When I premiered it here in the South Bronx seven years ago in 1996, it was met with great local controversy. That piece had not seen the light of day until Dance Theatre Workshop gave my dance company the opportunity to bring it back to life this past year.
My initial response to McCormick’s words was happiness. Then I felt the sting of my inner homophobia––my reaction was that this is not a “gay classic,” its a universal story! However, when Maria got over it––if you don’t get this joke, then insert Mary instead of Maria––she was able to feel the pride of that universal and ancient story from China making its way all the way over to a Puerto Rican faggot from New Yor-Rico.
It’s an extra honor to be recognized by such a respected member of the dance writing community.
Thank you from my company and me.
South Bronx The President’s Cynical Side
January 13, 2004
To the Editor:
Kudos for your excellent critique of G.W. Bush’s transparent grab for Latino votes (“Compassionate Cynicism 10 Months Before Polls,” by Paul Schindler, Jan. 8-14). Of course, this week he’s shilling for the Cubans in Miami by ranting about Castro at a conference in Monterrey, Mexico. His shamelessness knows no bounds.
A way too conservative gay friend of mine called to tell me he thought that this was a bold, decisive move by Bush. Hardly. It is vile pandering.
Latino voters are quite savvy, and are wary of how this supposedly good measure could put their status of staying in America in jeopardy. “They can be indentured slaves and then go home, just so long as they make sure the economy keeps humming and help me win in November” is George’s m.o.
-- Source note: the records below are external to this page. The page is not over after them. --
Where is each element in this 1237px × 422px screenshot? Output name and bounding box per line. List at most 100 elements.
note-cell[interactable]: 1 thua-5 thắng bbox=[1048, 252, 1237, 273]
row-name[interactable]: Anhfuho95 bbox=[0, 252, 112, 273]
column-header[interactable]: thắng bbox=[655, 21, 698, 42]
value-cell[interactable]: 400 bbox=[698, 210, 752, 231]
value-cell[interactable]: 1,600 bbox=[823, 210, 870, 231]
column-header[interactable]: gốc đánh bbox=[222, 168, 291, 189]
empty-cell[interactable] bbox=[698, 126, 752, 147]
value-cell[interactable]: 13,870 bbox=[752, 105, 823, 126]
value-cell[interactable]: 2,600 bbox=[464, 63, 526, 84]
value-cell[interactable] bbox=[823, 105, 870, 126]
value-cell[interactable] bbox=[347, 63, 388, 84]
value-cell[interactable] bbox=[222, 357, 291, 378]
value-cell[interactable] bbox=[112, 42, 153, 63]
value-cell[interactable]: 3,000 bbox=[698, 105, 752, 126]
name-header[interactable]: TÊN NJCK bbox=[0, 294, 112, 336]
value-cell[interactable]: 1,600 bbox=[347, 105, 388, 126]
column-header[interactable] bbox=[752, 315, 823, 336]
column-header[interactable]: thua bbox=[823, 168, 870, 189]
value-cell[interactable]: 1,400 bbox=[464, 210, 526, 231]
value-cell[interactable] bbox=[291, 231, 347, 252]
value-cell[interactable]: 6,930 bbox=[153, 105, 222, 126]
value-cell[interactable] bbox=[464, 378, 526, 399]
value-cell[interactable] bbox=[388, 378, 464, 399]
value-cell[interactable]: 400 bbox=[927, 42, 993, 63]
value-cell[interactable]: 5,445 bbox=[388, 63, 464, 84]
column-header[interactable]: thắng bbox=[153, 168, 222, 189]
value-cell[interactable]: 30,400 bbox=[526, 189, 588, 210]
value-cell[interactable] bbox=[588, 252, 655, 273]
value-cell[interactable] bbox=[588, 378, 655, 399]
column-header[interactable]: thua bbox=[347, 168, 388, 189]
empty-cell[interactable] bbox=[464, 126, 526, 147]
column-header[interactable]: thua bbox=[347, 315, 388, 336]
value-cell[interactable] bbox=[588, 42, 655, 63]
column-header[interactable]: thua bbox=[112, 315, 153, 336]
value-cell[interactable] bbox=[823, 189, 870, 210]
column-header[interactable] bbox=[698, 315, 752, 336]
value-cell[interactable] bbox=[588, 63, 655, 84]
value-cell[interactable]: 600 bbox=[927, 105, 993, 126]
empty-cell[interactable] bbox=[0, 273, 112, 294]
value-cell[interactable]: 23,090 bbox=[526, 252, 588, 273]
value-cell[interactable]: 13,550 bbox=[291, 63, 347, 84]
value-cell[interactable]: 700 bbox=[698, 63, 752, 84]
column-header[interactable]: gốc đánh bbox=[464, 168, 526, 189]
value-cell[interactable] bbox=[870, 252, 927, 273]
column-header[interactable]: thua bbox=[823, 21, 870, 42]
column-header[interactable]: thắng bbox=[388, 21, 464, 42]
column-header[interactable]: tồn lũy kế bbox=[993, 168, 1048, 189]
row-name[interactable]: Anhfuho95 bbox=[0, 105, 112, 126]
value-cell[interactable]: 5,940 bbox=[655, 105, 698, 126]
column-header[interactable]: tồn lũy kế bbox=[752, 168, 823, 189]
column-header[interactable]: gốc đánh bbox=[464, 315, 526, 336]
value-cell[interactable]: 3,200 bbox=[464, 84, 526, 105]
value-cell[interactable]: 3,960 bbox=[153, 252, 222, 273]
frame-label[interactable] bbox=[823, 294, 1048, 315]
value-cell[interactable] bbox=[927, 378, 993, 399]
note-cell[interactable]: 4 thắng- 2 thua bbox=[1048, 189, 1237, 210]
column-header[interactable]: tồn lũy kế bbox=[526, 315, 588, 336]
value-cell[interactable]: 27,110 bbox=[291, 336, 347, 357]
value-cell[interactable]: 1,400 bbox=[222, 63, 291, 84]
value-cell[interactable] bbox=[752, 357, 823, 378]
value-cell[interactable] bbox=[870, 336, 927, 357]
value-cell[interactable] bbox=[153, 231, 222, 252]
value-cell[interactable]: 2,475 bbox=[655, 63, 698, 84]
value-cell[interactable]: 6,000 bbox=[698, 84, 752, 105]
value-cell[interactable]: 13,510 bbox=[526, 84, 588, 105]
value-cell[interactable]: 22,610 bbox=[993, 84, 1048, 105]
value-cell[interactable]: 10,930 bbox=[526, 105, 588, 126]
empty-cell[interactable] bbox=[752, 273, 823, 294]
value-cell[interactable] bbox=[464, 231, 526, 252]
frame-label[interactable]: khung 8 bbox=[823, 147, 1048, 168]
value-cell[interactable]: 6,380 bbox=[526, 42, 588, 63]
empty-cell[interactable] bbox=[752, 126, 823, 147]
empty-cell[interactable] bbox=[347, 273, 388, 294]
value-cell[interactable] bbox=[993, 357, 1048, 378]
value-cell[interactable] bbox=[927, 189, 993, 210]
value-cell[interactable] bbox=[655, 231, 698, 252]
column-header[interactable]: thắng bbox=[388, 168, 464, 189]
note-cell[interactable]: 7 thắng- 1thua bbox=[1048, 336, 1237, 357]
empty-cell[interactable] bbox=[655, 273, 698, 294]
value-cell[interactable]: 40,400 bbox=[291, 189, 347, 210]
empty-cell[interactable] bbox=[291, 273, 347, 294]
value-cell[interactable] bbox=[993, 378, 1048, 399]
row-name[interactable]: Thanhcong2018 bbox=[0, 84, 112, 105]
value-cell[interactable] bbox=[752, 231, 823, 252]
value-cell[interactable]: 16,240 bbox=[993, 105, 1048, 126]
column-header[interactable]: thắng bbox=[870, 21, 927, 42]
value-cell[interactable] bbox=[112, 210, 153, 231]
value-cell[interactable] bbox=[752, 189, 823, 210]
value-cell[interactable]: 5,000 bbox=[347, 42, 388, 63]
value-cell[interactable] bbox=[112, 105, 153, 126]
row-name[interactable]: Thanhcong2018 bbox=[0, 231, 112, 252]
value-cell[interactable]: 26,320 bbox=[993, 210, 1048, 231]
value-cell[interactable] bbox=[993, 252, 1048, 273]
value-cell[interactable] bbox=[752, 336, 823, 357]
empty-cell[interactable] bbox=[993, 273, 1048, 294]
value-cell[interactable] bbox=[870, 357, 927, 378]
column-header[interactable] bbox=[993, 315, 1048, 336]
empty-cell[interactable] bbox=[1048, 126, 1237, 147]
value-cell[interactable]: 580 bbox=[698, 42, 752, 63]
Society and Individual Responsibility
January 9, 2004
To the Editor:
Michelangelo Signorile is wrong (“Two Second Acts,” Jan. 8-14). I have read his work extensively for a number of years and own copies of his books.
As a result of my own experience, I have also researched HIV extensively and know what does and does not constitute risky behavior. If a straight woman can do this, why can’t a gay man do the same? Why wait on “society” to provide answers when your life may be at stake?
As far as truthfulness between partners; Signorile’s addendum to “Life Outside,” about the Australian Negotiated Safety protocol, does indeed address the issue, albeit in a cursory fashion, and only addresses truthfulness between gay partners and doesn’t address the issue as regards closeted men.
I repeat––living a lie exposes people you ostensibly love to death and disease, as does unprotected sex outside a primary relationship. When it is my life at stake, I deserve the right to make my own decisions about the risk I am willing to assume.
In Arthur S. Leonard’s story last week on his travels in Israel, “Embracing a Nation’s Complications,” young David was hiding from King Saul at En Gedi, not from King Solomon, who was his son. Also, Hannah Senesh was a paratrooper in World War II, not World War I.